What are the Best Foods to Eat if You have Glaucoma?

Glaucoma

According to the Glaucoma Research Foundation, glaucoma affects more than 3 million people in the United States and about 60 million people worldwide. A leading cause of irreversible blindness among people above the age of 60, glaucoma is a group of eye conditions that damage the optic nerve, which is usually related to high pressure in the eye. The condition can occur at any age but is more common in older adults. Undergoing regular eye examinations can help detect the condition at an early stage. According to Glaucoma Research Foundation, good nutrition can make benefit people with the condition.

A healthy lifestyle with proper exercise and a nutritious diet is important for people with glaucoma. Though a healthy diet cannot fully reduce or prevent glaucoma and is not a substitute for glaucoma treatment, eating certain food items can improve blood flow to the eye and slow progression of the disease.
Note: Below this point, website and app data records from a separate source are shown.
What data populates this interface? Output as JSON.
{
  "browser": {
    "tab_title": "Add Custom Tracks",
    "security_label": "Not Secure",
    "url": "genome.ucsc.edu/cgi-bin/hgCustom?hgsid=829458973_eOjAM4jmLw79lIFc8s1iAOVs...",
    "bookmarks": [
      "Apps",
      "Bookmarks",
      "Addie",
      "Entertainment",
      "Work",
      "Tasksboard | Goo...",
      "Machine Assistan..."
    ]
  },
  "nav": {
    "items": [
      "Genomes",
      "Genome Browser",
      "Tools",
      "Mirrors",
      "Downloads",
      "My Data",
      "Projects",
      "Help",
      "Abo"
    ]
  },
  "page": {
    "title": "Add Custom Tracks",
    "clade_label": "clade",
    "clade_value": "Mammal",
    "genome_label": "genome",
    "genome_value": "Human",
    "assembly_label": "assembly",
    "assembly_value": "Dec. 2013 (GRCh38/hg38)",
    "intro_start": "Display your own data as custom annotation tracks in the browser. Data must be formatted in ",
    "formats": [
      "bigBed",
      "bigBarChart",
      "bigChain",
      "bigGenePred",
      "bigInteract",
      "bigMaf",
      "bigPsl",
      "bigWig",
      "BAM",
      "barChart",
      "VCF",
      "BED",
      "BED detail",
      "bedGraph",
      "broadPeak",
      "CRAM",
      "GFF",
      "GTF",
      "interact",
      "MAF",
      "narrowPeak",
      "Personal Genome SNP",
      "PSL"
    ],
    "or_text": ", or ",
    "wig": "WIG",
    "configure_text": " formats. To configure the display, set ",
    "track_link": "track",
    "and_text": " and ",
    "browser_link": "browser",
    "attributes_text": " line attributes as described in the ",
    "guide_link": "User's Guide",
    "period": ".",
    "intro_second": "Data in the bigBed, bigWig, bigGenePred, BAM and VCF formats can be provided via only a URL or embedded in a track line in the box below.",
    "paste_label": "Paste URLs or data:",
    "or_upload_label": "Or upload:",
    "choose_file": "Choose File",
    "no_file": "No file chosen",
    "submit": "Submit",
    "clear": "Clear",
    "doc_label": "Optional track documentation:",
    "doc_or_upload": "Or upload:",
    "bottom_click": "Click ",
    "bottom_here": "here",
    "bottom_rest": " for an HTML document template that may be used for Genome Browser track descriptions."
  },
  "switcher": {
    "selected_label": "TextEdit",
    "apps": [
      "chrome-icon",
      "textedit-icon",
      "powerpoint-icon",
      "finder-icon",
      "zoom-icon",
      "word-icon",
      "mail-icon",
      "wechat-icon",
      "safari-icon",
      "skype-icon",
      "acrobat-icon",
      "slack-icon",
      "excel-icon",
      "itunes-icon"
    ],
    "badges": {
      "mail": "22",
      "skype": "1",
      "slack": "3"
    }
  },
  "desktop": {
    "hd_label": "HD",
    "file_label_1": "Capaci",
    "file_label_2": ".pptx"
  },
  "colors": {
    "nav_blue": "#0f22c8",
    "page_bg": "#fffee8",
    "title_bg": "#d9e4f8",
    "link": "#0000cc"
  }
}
Here is a list of foods that experts say can benefit people with glaucoma:

  • Fruits and Vegetables – One study found that those women who consumed three or more fruits or fruit juice servings daily were 79 percent less likely to have glaucoma than those who had less than one. Fruits and veggies (like sweet potato, spinach, melons, tropical fruits, bell peppers, and berries) are rich source of Vitamins A and C as well as antioxidants lutein and zeaxanthin. They can provide effective protection against oxidative stress associated with damage to the optic nerve and other tissues of the eye.
  • Green leafy vegetables – In addition to promoting overall health, leafy green vegetables provide additional benefits for patients with glaucoma. Nitrates in green leafy vegetables such as spinach and kale support blood circulation and help regulate pressure inside the eyes. Research shows that people who eat more leafy green vegetables may have a 20 – 30 percent lower risk of developing the disease. Eating leafy greens can also reduce inflammation, and risk of cancer, heart disease, and even macular degeneration.
  • Nuts – Nuts and seeds are rich sources of vitamin E. Vitamin E keeps cells healthy and protects them from radical damage that can break down the protective tissues in the eye. Snacking on sunflower seeds, almonds, hazelnuts, and pistachios – that have high levels of lutein and zeaxanthin – can help reduce the risks of age-related macular degeneration and cataracts.
  • Omega-3s – Reports suggest that omega-3s may help reduce low-grade inflammation that plays an active a role in glaucoma and strengthen visual acuity and visual field. It also helps reduce glaucoma-related pressure in the eye. Fish such as tuna, halibut, sardines and salmon contain high levels of omega-3 fatty acids.
  • Goji Berries – Berries help reduce the risk of vision loss as they contain antioxidants, especially zeaxanthin, that protect the retina from the ganglion cells that are responsible for glaucoma.
  • Chocolate – According to a study published in JAMA Ophthalmology, adults who ate a bar of dark chocolate could see better about two hours later. This is particularly due to enhanced blood flow caused by antioxidants called flavanols in chocolate. These compounds can reduce the risk for macular degeneration by enhancing level of oxygen and nutrients to the blood vessels of the eye and brain.
  • Tea – Per a study published in the British Journal of Ophthalmology, people who had at least one cup of hot tea daily reduced their risk of developing glaucoma by 74 percent when compared to others who did not consume the beverage. It is suggested that the antioxidants and flavonoids in tea may improve the body’s ability to prevent the radical damage and help protect the eyes from diseases like glaucoma.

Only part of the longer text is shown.